Seit 2011 wächst die Bevölkerung in Deutschland - gegen jegliche Prognose - und es ist ausgerechnet der Wanderungssaldo und nicht die Geburtenentwicklung, die dafür verantwortlich ist. Der Wissenschaftsjournalist Björn SCHWENTKER schreibt deshalb in seinem Demografieblog:

Da waren's plötzlich noch mehr

"Wieder nichts: Deutschland will einfach nicht schrumpfen – obwohl das doch immer wieder vorausgesagt wird. Gerade hat das Statistische Bundesamt (Destatis) neue Schätzungen bekannt gegeben: 2013 sind wir wieder 300.000 mehr geworden. Damit lägen wir bei 80,8 Millionen Einwohnern.

Und damit hätte die Wirklichkeit die letzte Bevölkerungsprognose der amtlichen Statistiker nach nur fünf Jahren um mehr als 1,2 Millionen Einwohner übertroffen. (...)(Die) Daten (...) werfen die Frage auf: Sind Bevölkerungsprognosen angesichts solcher Fehler überhaupt noch sinnvoll?"
(demografieblog.de 14.01.2014)

Und es wird noch komplizierter! Der Zensus 2011 hat ergeben, dass wir die ganze Zeit eigentlich viel weniger waren als wir aufgrund der Bevölkerungsfortschreibung glaubten: 1,5 Millionen Menschen. Niemandem ist es aufgefallen, dass sie fehlen. Oder fehlen sie gar nicht? Etliche Städte, z.B. Berlin und Hamburg, wollen gegen die korrigierten Einwohnerzahlen klagen.

Dies zeigt, dass im Hinblick auf den demografischen Wandel Skepsis geboten ist. Aus dieser Sicht ist es lobenswert, dass RADEMACHER in seiner Dissertation den demografischen Wandel als Ideologie untersucht.
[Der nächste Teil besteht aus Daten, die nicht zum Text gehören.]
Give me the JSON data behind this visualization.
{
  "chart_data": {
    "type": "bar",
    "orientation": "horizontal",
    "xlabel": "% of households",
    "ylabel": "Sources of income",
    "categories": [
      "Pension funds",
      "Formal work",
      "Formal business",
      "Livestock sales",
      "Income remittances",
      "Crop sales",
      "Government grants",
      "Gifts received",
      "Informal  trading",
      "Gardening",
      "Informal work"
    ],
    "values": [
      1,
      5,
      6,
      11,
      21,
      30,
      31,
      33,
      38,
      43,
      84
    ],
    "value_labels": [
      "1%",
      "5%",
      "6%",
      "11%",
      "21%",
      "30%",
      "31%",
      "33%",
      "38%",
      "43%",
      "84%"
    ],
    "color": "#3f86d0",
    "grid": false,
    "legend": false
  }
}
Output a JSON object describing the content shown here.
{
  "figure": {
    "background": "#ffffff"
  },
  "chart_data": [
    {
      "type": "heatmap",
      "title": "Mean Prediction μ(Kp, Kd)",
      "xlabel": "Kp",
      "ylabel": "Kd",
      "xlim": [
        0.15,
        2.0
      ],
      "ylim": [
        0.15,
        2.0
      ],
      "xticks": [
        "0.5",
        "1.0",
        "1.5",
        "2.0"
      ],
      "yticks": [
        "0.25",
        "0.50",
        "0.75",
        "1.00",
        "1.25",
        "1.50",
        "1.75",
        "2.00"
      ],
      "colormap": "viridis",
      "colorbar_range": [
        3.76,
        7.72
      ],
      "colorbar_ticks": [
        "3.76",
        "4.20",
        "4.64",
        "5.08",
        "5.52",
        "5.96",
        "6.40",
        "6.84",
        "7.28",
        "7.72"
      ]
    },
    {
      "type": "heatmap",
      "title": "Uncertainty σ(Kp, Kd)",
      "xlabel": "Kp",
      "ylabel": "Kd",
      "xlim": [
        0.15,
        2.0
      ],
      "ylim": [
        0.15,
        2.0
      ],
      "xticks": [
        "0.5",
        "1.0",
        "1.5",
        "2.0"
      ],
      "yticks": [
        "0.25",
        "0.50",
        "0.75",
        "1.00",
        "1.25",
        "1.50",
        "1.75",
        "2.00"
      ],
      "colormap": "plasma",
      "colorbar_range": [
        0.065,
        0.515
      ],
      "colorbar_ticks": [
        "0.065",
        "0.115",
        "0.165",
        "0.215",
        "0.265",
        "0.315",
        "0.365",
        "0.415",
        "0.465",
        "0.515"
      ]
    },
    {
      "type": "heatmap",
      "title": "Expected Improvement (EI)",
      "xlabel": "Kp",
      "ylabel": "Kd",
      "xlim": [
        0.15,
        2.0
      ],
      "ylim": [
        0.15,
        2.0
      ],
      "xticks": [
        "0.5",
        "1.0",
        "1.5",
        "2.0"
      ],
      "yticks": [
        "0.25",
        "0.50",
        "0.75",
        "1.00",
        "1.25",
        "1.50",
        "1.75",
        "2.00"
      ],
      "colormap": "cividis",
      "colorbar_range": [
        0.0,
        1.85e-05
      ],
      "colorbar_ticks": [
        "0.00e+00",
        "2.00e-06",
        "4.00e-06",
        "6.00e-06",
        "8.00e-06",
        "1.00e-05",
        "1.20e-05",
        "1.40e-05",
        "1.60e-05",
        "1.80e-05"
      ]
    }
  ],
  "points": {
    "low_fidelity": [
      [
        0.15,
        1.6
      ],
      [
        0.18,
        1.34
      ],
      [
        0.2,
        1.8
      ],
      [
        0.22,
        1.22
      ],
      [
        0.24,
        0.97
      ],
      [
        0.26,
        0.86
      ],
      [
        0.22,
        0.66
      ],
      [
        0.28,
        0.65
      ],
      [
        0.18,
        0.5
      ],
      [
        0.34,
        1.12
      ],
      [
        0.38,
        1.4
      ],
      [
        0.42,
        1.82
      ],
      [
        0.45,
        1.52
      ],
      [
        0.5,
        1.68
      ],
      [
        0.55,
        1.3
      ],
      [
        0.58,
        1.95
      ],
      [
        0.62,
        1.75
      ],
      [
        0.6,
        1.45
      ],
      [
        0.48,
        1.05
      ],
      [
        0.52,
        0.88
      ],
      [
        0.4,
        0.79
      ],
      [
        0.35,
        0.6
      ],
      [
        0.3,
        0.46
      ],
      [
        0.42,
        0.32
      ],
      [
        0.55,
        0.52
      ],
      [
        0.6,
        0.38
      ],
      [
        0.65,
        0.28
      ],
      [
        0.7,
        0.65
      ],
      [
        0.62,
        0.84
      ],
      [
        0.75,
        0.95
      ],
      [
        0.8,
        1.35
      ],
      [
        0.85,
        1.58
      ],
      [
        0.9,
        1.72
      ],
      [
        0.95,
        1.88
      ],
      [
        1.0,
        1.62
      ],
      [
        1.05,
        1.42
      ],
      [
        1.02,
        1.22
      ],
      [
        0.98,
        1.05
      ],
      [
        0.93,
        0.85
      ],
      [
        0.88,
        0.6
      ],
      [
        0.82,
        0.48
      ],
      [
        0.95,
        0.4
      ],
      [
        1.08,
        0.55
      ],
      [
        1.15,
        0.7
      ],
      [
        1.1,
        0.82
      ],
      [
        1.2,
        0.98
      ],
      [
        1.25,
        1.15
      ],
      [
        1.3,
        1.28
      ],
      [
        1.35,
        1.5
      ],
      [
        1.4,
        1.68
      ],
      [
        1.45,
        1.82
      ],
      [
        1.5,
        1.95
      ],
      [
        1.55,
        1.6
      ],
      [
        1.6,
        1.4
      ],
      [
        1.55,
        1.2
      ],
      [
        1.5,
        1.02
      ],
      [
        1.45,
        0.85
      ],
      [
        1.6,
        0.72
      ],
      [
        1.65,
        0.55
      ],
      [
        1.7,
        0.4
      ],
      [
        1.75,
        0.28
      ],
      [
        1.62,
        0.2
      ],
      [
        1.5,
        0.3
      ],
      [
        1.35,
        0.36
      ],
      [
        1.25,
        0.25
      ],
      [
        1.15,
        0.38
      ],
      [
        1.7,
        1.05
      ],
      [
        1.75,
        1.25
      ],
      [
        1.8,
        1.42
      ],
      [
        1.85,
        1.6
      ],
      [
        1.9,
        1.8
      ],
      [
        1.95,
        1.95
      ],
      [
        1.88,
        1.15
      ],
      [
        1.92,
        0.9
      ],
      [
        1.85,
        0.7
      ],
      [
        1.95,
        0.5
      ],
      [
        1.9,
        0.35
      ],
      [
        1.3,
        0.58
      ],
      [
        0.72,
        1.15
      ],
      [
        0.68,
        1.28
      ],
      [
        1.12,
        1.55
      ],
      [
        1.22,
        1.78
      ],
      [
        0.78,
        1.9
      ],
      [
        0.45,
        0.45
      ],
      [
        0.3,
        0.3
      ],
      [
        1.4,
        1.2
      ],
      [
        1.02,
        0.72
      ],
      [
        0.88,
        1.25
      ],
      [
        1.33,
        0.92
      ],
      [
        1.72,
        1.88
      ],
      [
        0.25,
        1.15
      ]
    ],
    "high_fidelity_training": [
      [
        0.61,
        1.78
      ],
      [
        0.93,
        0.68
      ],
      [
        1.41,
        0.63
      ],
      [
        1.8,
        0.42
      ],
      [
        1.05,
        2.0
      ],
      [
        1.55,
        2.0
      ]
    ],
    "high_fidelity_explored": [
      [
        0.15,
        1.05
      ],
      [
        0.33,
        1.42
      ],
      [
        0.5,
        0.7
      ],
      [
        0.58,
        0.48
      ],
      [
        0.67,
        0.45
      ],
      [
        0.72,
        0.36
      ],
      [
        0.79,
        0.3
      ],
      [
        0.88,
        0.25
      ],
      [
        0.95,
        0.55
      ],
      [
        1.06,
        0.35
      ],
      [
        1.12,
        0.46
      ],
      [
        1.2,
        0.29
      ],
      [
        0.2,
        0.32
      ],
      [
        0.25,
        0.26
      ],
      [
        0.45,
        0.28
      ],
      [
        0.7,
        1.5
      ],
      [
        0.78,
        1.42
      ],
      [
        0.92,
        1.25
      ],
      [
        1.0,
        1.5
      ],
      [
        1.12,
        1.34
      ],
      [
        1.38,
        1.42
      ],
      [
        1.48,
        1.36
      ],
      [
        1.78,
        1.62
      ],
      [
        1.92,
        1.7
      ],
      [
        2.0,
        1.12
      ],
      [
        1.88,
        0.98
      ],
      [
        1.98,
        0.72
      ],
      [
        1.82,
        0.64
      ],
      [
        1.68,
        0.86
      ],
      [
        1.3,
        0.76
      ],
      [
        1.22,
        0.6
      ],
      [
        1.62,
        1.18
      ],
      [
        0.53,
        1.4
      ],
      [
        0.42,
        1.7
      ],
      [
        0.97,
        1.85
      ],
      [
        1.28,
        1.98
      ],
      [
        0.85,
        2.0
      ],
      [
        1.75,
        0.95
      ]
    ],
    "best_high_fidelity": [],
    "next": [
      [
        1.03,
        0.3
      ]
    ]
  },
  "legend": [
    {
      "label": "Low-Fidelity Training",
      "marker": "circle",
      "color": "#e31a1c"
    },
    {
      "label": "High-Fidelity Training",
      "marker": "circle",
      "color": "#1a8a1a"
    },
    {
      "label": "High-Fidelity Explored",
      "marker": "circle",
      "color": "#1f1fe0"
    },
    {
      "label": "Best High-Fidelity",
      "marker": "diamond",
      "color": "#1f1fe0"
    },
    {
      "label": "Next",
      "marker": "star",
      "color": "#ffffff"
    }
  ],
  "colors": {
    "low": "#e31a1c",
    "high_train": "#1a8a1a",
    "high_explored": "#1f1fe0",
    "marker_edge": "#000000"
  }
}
Noch wichtiger ist jedoch, dass die Demografietypen der privaten Bertelsmann-Stiftung, die mit Handlungsempfehlungen für Kommunen verknüpft sind, auf ihre Tauglichkeit überprüft werden. Dazu jedoch später.

Was heißt Demographisierung und Demographismus?

Kurz gefasst kann man Demographisierung als Umdeutung gesellschaftlicher Probleme zu demografisch bedingten Problemen auffassen. RADEMACHER stellt in seinem Buch drei sozialwissenschaftliche Konzepte der Demographisierung vor, wobei er der Sichtweise von Eva BARLÖSIUS folgt. RADEMACHER unterscheidet verschiedene Formen der Problematisierung des demografischen Wandels: der demografische Wandel kann als Katastrophe, Schicksal, Risiko, Herausforderung, Chance, Glücksfall gedeutet oder sogar geleugnet werden. Mit Demographismus bezeichnet RADEMACHER eine politische Ideologie, die bestimmte Sichtweisen auf den demografischen Wandel bezeichnen und historisch gesehen einer "Epoche des Nichtwissens" geschuldet sind:     

Deutsche Kommunen im Demographischen Wandel

"Unter Rückgriff auf Abbott (1988) wird darauf hingewiesen, »dass viele Professionen in der Vergangenheit ähnlich wie die Demographie heute - große Problemdefinitionsbereiche 'erobern' konnten« (...). Allerdings hätten sie die »eroberte Deutungshoheit« wegen fehlender Interventionselemente nicht dauerhaft behaupten können. Zu Ende gedacht bedeutet dies jedoch, dass das soziale Phänomen der Demographisierung nur eine geringe »Halbwertszeit« hat. Sollte der aktuelle Demographismus überwindbar sein, wird sich nicht nur für die Historiker, sondern auch alltagspraktisch die Frage stellen, wie derartige Erklärungen und Legitimationsmuster nicht nur entstehen, sondern auch, warum sie so lange Geltung beanspruchen konnten."
(2013, S.56)

RADEMACHER geht also davon aus, dass die Bevölkerungswissenschaft, die heutzutage quasi den Status einer Leitwissenschaft in einem weiten Bereich des politischen Handelns hat, diesen Status wieder verlieren wird, weil sie keine adäquaten Problemlösungen bereitstellen kann. Dies setzt jedoch voraus, dass empirische Untersuchungen endlich die bevölkerungspolitisch behaupteten Zusammenhänge untersuchen. Einen wichtigen Beitrag leistet dazu die Studie von RADEMACHER für den Bereich kommunalpolitischen Handelns, wie noch gezeigt werden wird.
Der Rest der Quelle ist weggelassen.